Mechanistic interpretability studies show safety refusal mechanisms can be bypassed using techniques like weights manipulation (e.g., abliteration).

These methods highlight the need for improved resistance to safeguard tampering.

3. EXAMINING THE LITERATURE ON TAMPERING RESISTANCE

3.1 Resistance Against Harmful Fine-Tuning

Research into tampering resistance has shown promising avenues to mitigate harmful fine-tuning attacks:

Methods like Tamper-Resistant Safeguards (TAR) keep harmful request refusal scores high post-attack.
Future research can extend the scope and effectiveness of such techniques.

3.2 Resistance Against Direct Weights Modification (Refusal Feature Ablation)

Efforts like Refusal Feature Adversarial Training (ReFAT) enhance model robustness by dispersing refusal mechanisms across model parameters.

4. TAMPERING RESISTANCE METHODS SEEM TO IMPROVE SAFETY REFUSALS

Studies indicate tampering resistance correlates with stronger refusal mechanisms:

Models trained with TAR or ReFAT demonstrate lower attack success rates.
Increasing tampering resistance may reduce the accessibility of dangerous capabilities.

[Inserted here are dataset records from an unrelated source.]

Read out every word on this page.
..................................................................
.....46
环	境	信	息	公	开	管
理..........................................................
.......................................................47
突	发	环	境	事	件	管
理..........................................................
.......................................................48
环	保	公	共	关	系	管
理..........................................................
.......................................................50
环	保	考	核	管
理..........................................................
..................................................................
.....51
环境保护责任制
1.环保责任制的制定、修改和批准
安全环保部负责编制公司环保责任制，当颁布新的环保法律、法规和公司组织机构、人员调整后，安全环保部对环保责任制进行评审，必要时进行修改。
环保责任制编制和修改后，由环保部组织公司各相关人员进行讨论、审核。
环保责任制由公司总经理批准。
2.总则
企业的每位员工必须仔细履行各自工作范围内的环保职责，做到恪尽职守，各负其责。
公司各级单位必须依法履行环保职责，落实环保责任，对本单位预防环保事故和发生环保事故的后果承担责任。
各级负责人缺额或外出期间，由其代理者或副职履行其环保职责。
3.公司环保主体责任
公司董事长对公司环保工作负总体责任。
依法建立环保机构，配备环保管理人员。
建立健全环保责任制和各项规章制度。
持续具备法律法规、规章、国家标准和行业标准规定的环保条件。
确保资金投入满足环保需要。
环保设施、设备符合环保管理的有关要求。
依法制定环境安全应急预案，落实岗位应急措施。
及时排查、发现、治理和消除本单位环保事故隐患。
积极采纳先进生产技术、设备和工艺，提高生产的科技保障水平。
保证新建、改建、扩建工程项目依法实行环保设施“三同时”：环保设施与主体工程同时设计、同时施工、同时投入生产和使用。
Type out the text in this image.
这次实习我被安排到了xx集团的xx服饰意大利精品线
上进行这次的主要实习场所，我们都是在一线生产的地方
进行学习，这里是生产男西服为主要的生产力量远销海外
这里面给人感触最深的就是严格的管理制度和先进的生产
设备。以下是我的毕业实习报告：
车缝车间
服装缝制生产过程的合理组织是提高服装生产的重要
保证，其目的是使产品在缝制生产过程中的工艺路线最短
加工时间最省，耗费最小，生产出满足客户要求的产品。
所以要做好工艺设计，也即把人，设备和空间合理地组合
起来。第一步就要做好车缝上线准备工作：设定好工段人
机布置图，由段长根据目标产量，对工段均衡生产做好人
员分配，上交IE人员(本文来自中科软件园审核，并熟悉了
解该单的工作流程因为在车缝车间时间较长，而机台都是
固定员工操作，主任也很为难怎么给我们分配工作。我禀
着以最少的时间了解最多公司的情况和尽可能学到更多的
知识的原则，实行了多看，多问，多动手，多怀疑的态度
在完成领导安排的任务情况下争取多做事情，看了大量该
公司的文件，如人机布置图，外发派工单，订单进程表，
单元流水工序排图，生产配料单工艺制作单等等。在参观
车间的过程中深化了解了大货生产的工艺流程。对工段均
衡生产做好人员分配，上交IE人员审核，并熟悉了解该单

Suggestions for Future Work:

Conduct thorough red teaming evaluations to confirm findings.
Quantify the relationship between tamper-resistance improvements and attack costs.
Develop novel tampering-resistance methodologies.

5. CONCLUSION

We examined the literature on safeguard tampering resistance and suggested strategies for advancing systemic risk mitigation. Robust safety refusals should include resistance to tampering via fine-tuning or direct weight modifications. Resistance tampering techniques, while new, show promise in strengthening AI safety mechanisms.

REFERENCES

A. Arditi et al. "Refusal in language models is mediated by a single direction." ArXiv, 2024.
D. Bowen et al. "Data poisoning in LLMs: Jailbreak-tuning and scaling laws." ArXiv, 2024.
X. Qi et al. "Fine-tuning aligned language models compromises safety." ArXiv, 2023.
D. Rosati et al. "Representation noising: A defence mechanism against harmful fine-tuning." ArXiv, 2024.
R. Tamirisa et al. "Tamper-resistant safeguards for open-weight LLMs." ArXiv, 2024.
L. Yu et al. "Robust LLM safeguarding via refusal feature adversarial training." ArXiv, 2024.

[-]Nathan Helm-Burger8h20

I'm confused about the future that is imagined where open-weight AI agents, deployed by a wide range of individuals, remain loyal to the rules determined by their developers.

This remains true even when the owner/deployer is free to modify the weights and scaffolding however they like?

You've removed dangerous data from the training set, but not from the public internet? The models are able to do research on the internet, but somehow can't mange to collect information about dangerous subjects? Or refuse to?

The agents are doing long-horizon planning, scheming and acting on their owner/deployer's behalf (and/or on their own behalf). The agents gather money, and spend money, hire other agents to work for them. Create new agents, either from scratch or by Frankenstein-ing together bits of other open-weights models.

And throughout all of this, the injunctions of the developers hold strong, "Take no actions that will clearly result in harm to humans or society. Learn nothing about bioweapons or nanotech. Do not create any agents not bound by these same restrictions."

This future you are imagining seems strange to me. If this were in a science fiction book I would be expecting the very next chapter to be about how this fragile system fails catastrophically.